Opinion
1999-04327
Argued May 13, 2002.
June 10, 2002.
Appeal by the defendant from a judgment of the Supreme Court, Queens County (Schulman, J.), rendered April 29, 1999, convicting him of robbery in the first degree (six counts) and criminal possession of stolen property in the fifth degree, upon a jury verdict, and imposing sentence. The appeal brings up for review the denial, after a hearing (Blumenfeld, J.), of that branch of the defendant's omnibus motion which was to suppress identification evidence.
Lynn W. L. Fahey, New York, N.Y. (Joshua M. Levine of counsel), for appellant.
Richard A. Brown, District Attorney, Kew Gardens, N Y (John M. Castellano, Nicoletta J. Caferri, and Richard Ng of counsel), for respondent.
Before: ANITA R. FLORIO, J.P., CORNELIUS J. O'BRIEN, GABRIEL M. KRAUSMAN, DANIEL F. LUCIANO, JJ.
DECISION ORDER
ORDERED that the judgment is affirmed.
Contrary to the defendant's contention, the information the police had at the beginning of their encounter with him, combined with the information developed during the encounter (see People v. DeBour, 40 N.Y.2d 210; People v. Clark, 237 A.D.2d 372; People v. Jimenez, 187 A.D.2d 610; People v. Grimsley, 156 A.D.2d 714; People v. Fulmore, 133 A.D.2d 169), provided reasonable suspicion to detain and transport the defendant to the station house to rapidly confirm or dispel their suspicions that he had committed a crime (see People v. Hicks, 68 N.Y.2d 234; People v. Brewer, 200 A.D.2d 579; People v. Foster, 173 A.D.2d 841; People v. Pinkney, 156 A.D.2d 182; People v. Lyng, 104 A.D.2d 699; cf. People v. Ralfopoulos, 274 A.D.2d 437). Moreover, the fact that the police used handcuffs in transporting the defendant to the station house did not transform the detention into a full-blown arrest (see People v. Allen, 73 N.Y.2d 378; People v. Persaud, 244 A.D.2d 577; People v. Carney, 212 A.D.2d 721; People v. Alford, 186 A.D.2d 43). Once at the precinct, the police had probable cause to arrest the defendant for criminal possession of stolen property and subsequently to place him in a lineup.

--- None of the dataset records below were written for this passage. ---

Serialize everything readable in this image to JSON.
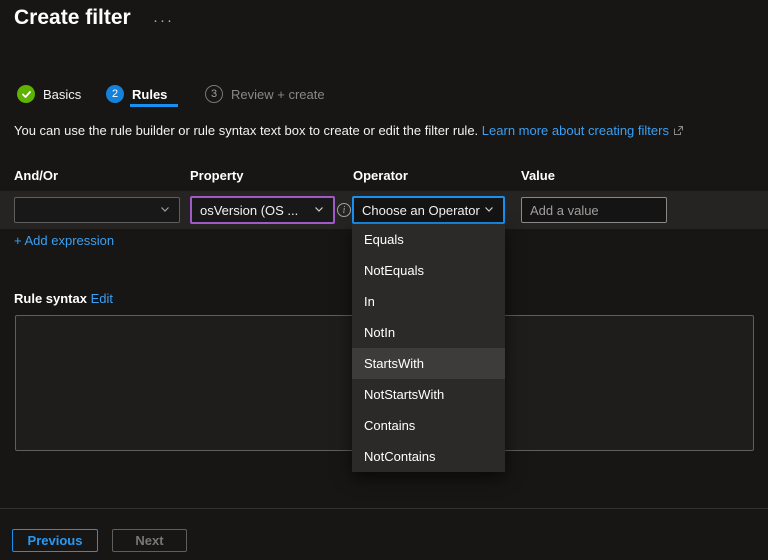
{
  "page": {
    "title": "Create filter",
    "more_options_glyph": "···"
  },
  "steps": [
    {
      "label": "Basics",
      "state": "complete"
    },
    {
      "label": "Rules",
      "number": "2",
      "state": "current"
    },
    {
      "label": "Review + create",
      "number": "3",
      "state": "upcoming"
    }
  ],
  "description": {
    "text": "You can use the rule builder or rule syntax text box to create or edit the filter rule.",
    "link_text": "Learn more about creating filters"
  },
  "rule_builder": {
    "columns": [
      "And/Or",
      "Property",
      "Operator",
      "Value"
    ],
    "row": {
      "and_or_value": "",
      "property_value": "osVersion (OS ...",
      "operator_placeholder": "Choose an Operator",
      "value_placeholder": "Add a value"
    },
    "add_expression_label": "+ Add expression"
  },
  "operator_menu": {
    "items": [
      "Equals",
      "NotEquals",
      "In",
      "NotIn",
      "StartsWith",
      "NotStartsWith",
      "Contains",
      "NotContains"
    ],
    "highlighted": "StartsWith"
  },
  "rule_syntax": {
    "label": "Rule syntax",
    "edit_label": "Edit",
    "content": ""
  },
  "footer": {
    "previous_label": "Previous",
    "next_label": "Next"
  },
  "icons": {
    "check_glyph": "✓",
    "info_glyph": "i"
  },
  "colors": {
    "background": "#171615",
    "row_background": "#252423",
    "accent_blue": "#1890f1",
    "link_blue": "#3aa0f3",
    "success_green": "#5db300",
    "property_border_purple": "#a05ac8",
    "menu_background": "#2b2a29",
    "menu_highlight": "#3d3c3b"
  }
}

We agree with the Supreme Court that the reason offered by the prosecutor for his exercise of a peremptory challenge was facially race-neutral (see Purkett v. Elem, 514 U.S. 765, 768, citing Hernandez v. New York, 500 U.S. 352, 360; People v. Payne, 88 N.Y.2d 172; People v. Allen, 86 N.Y.2d 101, 104). The burden shifted to the defendant to establish that the proffered reason was actually pretextual (see People v. Payne, supra at 181; People v. Allen, supra at 110; see also Purkett v. Elem, supra at 768; People v. West, 243 A.D.2d 590). However, since the defendant failed to articulate to the Supreme Court any reason why he believed that the prosecutor's explanations were pretextual, his present contentions are unpreserved for appellate review (see People v. Santiago, 272 A.D.2d 418; People v. Seward, 249 A.D.2d 337; People v. West, supra).
The sentence imposed was not excessive (see People v. Felix, 58 N.Y.2d 156; People v. Suitte, 90 A.D.2d 80).
FLORIO, J.P., O'BRIEN, KRAUSMAN and LUCIANO, JJ., concur.